Assister impuissante à la fin de l’année me détruit.

J’angoisse à la terrible perspective de voir les années défiler et d’avoir des pensées telles que : « Mon Père est mort, il y a 2 ans », « Mon Père est mort, il y a 5 ans », «  Ça fait 10 ans que mon Père est mort ».

Et je suis très en colère.

En colère contre les gens qui ne sont pas présents, alors qu’ils savent ce que je traverse.

En colère contre Dieu qui a permis que ce drame arrive.

En colère contre Dieu qui a fait « ça » à mon Père qui n’avait que 65 ans, qui était un de ses plus ardents serviteurs et qui a, toute sa vie, participé bénévolement, gratuitement à la construction des églises dans notre village, au pays.

En colère contre les misérables êtres qui se sont invités aux obsèques de mon Père, alors que, de son vivant, ils le jalousaient de façon obsessionnelle, estimant qu’il leur faisait de l’ombre de par sa prestance, son charisme, son leadership et sa notoriété.

En colère parce que mon Père est mort et que d’autres, non. C’est donc vrai que les gens bien partent en premier.

Je suis en colère et je suis remplie de rancœur.

Je n’ai pas envie d’être dans le pardon. Tant pis si ça me dévore de l’intérieur. Rien à foutre que ce soit à moi que je fais le plus de mal dans toute cette histoire.

Ce que je sais, c’est que je ne verrai plus jamais mon Papa. Sauf dans ma tête, dans mon sommeil.

Je crois aux forces de l’esprit, aux êtres chers qui vous protègent, aux ancêtres qui vous aiguillent et vous aident quand vous les implorez. Je crois à l’éternité de l’âme et à la porte d’à côté.

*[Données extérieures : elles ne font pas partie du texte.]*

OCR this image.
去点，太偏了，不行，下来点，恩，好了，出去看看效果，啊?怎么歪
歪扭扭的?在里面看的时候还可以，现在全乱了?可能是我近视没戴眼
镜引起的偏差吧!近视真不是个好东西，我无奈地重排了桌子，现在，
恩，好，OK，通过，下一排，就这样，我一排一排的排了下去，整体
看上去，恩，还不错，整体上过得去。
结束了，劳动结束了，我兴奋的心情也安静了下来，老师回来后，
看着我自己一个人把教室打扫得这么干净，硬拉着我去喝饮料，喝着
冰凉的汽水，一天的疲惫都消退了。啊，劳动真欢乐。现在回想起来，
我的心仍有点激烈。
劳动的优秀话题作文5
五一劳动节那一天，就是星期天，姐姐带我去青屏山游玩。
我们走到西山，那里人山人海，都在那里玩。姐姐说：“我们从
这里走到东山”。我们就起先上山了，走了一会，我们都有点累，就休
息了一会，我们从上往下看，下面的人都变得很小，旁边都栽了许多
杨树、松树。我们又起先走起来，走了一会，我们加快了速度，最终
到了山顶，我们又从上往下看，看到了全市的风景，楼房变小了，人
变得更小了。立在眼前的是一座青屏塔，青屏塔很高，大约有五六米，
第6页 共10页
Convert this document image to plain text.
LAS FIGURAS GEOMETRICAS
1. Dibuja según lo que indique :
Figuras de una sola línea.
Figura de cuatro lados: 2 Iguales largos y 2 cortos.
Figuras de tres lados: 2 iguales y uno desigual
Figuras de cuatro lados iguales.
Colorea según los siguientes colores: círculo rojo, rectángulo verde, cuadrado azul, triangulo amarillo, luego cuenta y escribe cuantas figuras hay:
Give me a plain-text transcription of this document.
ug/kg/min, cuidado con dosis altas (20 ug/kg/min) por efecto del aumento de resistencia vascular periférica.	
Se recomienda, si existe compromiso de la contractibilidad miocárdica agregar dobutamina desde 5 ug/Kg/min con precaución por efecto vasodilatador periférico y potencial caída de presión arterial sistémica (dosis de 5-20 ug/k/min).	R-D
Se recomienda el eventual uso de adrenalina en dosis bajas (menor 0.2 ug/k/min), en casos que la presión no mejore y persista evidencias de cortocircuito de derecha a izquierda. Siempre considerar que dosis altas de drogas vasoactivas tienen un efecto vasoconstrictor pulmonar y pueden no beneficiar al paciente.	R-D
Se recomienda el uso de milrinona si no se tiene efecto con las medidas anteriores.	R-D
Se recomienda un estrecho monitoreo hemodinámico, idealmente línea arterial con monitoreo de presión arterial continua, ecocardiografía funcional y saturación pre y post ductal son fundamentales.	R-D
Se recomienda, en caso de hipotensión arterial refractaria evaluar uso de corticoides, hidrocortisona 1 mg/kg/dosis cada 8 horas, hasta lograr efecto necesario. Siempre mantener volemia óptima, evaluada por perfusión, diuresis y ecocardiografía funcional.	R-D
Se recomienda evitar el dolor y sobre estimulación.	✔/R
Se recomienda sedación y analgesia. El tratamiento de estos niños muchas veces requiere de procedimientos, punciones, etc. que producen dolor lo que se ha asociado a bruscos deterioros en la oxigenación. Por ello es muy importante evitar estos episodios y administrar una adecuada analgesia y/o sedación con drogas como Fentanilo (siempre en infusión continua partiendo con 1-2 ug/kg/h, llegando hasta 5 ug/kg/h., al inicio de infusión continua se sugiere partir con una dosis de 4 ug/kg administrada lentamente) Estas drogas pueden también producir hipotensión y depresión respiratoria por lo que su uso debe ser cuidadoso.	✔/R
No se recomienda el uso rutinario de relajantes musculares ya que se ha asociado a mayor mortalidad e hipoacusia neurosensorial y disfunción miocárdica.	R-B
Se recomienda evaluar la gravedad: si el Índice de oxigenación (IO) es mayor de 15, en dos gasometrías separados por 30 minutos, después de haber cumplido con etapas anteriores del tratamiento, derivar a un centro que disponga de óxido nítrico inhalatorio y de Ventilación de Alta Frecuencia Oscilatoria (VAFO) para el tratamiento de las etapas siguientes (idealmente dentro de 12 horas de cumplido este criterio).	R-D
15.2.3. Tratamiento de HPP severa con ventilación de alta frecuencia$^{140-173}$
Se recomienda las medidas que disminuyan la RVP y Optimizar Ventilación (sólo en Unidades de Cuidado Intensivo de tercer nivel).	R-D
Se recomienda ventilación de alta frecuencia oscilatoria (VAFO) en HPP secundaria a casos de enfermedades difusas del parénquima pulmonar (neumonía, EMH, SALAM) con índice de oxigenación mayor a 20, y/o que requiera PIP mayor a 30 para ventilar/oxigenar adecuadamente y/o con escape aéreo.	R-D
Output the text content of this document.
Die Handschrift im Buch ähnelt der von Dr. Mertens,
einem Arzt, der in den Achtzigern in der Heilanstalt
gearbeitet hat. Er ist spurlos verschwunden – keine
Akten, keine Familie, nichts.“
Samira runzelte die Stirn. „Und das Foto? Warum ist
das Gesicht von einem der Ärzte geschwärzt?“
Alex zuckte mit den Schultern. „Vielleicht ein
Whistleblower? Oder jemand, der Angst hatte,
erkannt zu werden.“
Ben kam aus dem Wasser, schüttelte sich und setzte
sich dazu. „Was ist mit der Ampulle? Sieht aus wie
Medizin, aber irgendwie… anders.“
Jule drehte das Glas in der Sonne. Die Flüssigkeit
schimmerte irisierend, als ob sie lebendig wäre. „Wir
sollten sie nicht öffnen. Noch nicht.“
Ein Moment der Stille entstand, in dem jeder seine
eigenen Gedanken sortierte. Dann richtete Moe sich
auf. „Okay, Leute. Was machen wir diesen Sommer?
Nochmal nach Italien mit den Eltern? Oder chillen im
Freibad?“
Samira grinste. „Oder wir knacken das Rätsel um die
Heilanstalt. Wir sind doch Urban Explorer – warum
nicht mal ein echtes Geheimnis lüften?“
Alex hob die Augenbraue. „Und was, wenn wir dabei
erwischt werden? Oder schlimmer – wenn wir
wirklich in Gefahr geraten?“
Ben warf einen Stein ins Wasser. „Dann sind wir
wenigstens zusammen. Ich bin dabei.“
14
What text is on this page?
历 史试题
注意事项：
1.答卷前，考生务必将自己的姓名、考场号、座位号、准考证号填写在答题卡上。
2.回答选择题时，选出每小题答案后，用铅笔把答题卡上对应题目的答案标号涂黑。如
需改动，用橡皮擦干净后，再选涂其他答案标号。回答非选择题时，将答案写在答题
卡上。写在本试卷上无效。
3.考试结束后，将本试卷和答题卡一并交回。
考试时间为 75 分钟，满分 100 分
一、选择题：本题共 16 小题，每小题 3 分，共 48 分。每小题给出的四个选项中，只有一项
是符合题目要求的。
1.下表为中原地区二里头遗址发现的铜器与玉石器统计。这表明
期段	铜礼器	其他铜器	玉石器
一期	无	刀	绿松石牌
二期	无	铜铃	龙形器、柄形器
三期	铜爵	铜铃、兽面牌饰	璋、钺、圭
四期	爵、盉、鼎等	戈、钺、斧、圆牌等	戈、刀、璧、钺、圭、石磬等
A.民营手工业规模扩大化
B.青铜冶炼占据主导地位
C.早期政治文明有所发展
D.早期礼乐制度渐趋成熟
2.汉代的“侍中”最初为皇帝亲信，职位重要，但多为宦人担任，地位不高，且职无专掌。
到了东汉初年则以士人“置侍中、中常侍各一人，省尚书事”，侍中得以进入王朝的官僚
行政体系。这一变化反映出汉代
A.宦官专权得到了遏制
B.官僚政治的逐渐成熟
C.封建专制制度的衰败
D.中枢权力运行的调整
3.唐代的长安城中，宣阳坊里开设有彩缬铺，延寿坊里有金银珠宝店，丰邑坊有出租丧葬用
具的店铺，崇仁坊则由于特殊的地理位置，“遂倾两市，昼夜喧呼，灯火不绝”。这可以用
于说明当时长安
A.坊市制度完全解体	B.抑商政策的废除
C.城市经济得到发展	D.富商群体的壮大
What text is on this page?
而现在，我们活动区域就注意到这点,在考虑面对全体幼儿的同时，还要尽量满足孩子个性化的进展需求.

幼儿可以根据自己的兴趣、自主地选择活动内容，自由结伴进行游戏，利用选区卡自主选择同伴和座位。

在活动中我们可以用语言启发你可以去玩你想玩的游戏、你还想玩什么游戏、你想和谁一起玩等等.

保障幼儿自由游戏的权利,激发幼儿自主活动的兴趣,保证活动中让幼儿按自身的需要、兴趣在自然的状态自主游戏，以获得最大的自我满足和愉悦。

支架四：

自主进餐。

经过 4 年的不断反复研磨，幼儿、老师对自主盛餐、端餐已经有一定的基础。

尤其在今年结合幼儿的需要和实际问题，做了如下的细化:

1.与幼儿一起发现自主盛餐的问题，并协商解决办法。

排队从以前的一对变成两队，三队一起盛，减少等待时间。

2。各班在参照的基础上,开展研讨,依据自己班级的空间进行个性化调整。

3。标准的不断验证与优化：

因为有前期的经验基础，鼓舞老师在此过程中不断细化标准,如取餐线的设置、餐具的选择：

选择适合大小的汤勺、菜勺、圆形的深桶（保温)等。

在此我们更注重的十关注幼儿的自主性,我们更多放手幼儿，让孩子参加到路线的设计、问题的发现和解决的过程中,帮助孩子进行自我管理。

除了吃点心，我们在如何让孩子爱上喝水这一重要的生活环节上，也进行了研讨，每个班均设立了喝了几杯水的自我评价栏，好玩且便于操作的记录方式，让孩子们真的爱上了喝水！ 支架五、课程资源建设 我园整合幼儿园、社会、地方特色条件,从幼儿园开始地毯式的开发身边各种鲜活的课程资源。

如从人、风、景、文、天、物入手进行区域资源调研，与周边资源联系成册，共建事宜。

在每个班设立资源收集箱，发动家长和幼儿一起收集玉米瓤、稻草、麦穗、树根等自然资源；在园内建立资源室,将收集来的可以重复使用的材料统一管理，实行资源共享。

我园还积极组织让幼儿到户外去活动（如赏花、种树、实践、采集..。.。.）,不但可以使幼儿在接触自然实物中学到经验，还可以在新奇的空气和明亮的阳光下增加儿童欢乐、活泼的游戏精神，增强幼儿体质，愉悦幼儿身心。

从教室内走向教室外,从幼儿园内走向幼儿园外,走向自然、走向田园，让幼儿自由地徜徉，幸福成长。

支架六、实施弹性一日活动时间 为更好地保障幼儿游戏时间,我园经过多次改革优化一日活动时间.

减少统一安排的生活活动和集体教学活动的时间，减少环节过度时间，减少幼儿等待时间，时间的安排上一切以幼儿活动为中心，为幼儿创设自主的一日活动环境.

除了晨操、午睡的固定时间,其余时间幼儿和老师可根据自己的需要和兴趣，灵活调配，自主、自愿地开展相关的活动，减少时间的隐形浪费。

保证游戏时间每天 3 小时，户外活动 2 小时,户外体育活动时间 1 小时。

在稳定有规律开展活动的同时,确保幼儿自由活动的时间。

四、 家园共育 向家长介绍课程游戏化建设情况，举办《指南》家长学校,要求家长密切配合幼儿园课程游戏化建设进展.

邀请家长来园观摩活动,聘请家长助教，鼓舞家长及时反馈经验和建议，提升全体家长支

Mais, je suis triste, triste, triste. Je suis triste qu’il n’y ait pas eu de signes avant-coureurs pour me prévenir de l’imminence du danger et du drame.

Avant, je croyais que j’avais des « problèmes ». Et, en fait, depuis le 25 mai, je réalise que je n’en avais pas.

Les « problèmes » que j’avais, ils pouvaient se résoudre. Ils avaient une solution. Une solution qui tardaient plus ou moins à venir, mais, au moins, elle existait. Elle était une possibilité.

Maintenant, j’ai un vrai problème. Et il n’y a pas de solution. Je ne peux pas réparer ce qui s’est passé. Je ne peux pas agir. JE NE PEUX RIEN FAIRE.

Avant, j’avais un sentiment d’extrême urgence par rapport à la réussite artistique. Mon Objectif, depuis l’âge de 20 ans, c’était d’être publiée le plus tôt possible. Depuis longtemps, ma plus grande peur a toujours été que mes parents ne connaissent pas ma réussite littéraire, qu’ils décèdent avant que je ne puisse accomplir ce projet grandiose.

Et voilà.

C’est raté.

Ma plus grande peur est arrivée.

J’ai échoué à réaliser mon plus grand Objectif.

À présent, je ne me reconnais plus.

Des choses que je croyais désirer avec ardeur (appartements haussmanniens, propriété d’un loft parisien, pour ne citer que ces exemples-là) me laissent désormais de marbre – pire, m’apparaissent comme d’une futilité sans nom ; des objectifs que je croyais vouloir atteindre absolument (écrire un best-seller, présenter un film au Festival de Cannes) n’ont plus la même saveur aphrodisiaque.

Adieu innocence et insouciance. Adieu rêves fous et délicieuses futilités. Adieu folie des grandeurs et projets enivrants.

Adieu, 2019. Tu as été laide, mais belle aussi dans un sens, parce que tu as beaucoup, beaucoup de chance qu’un grand homme, comme mon Père, soit mort pendant ton règne. D’une certaine façon, c’est un honneur pour toi.